- Born: 24 December 1924 Lamyat, Somerset, England
- Died: 5 March 2016 (aged 91)
- Education: Eton College
- Occupations: Broadcaster, journalist, farmer, author, politician
- Known for: Seeds of Change: Five Plants That Transformed Mankind
- Spouses: Frances Liedloff; Pamela Hill; Bridget Brooks;
- Children: 5, including Janet Hobhouse and Will Hobhouse
- Parent: Sir Arthur Hobhouse
- Relatives: Stephen Henry Hobhouse (uncle) Henry Hobhouse (MP) (grandfather) Richard Potter (great grandfather)

= Henry Hobhouse (author) =

English sailor, broadcaster, journalist, farmer, author and politician

Henry Hobhouse (24 December 1924 – 5 March 2016), was an English sailor, broadcaster, journalist, farmer, author, and politician, best known for his book Seeds of Change: Five Plants That Transformed Mankind.

==Early life==
Henry Hobhouse was known as "Tom" to distinguish him from his grandfather, a well-known Liberal politician also named Henry Hobhouse. He was born at Lamyat, Somerset in 1924 and was the second child of Arthur Hobhouse, Liberal MP for Wells and the architect of Britain’s National Park system. His uncle was the religious writer and peace activist Stephen Henry Hobhouse.

He was educated at Eton, but ran away at 17 in 1942 to join the Merchant Navy, where he was involved in the Atlantic convoy, and soon transferred to the Royal Navy, where he saw the D-Day landing whilst working on the Operation Pluto underwater pipeline.

==Career==
After the war, Hobhouse found work with CBS, as one of US television's earliest on-screen news reporters, before becoming a newspaper journalist in the US, for the Wall Street Journal. He returned to the UK and worked for The Economist, and The Daily Express.

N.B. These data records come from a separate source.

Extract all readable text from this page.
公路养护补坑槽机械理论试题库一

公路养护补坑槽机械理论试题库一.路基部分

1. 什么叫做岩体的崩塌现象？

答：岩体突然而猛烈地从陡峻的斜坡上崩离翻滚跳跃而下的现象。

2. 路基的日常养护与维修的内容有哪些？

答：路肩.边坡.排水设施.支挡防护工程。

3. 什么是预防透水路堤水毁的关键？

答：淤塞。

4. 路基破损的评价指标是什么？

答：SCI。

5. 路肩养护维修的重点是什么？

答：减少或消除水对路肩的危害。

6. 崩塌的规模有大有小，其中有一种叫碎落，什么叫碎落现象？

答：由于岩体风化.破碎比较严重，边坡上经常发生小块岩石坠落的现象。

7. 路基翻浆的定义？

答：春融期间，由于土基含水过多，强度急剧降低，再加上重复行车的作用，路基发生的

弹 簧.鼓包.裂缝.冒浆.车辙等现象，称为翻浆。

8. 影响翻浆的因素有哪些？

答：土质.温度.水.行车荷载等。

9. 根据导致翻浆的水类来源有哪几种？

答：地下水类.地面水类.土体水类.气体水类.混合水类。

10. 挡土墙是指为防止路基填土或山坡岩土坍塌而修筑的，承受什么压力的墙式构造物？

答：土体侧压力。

In the 1950s, he moved back to Somerset, where he spent the rest of life running a farm on the family estate, and became a Conservative Party county councillor in the 1980s. He was chairman of the county council from 1989 to 1992.

His 1985 book, Seeds of Change: Five Plants That Transformed Mankind, shows how the history of the world since Columbus "discovered" America has been changed by five plants: sugar, tea, cotton, the potato, and the cinchona (source of quinine). His obituary in The Guardian noted that "Seeds of Change altered the way we understand modern history".

In the 1999 second edition of the book, Seeds of Change: Six plants that transformed mankind, Hobhouse added the coca plant to the list. In 2003, he published a follow-up book Seeds of Wealth: Four Plants That Made Men Rich covering timber, wine, rubber, and tobacco.

==Personal life==
His first wife was the American sculptor Frances Liedloff, and their daughter, Janet Hobhouse, became an author and biographer of Gertrude Stein.

His second wife was Pamela Hill. They married in 1954 and had four sons together, including the businessman Will Hobhouse. She died in 1981. In 1987 he married Bridget Brooks, who survives him.

At his funeral, the eulogy was given by his godson, the Tory MP Jacob Rees-Mogg.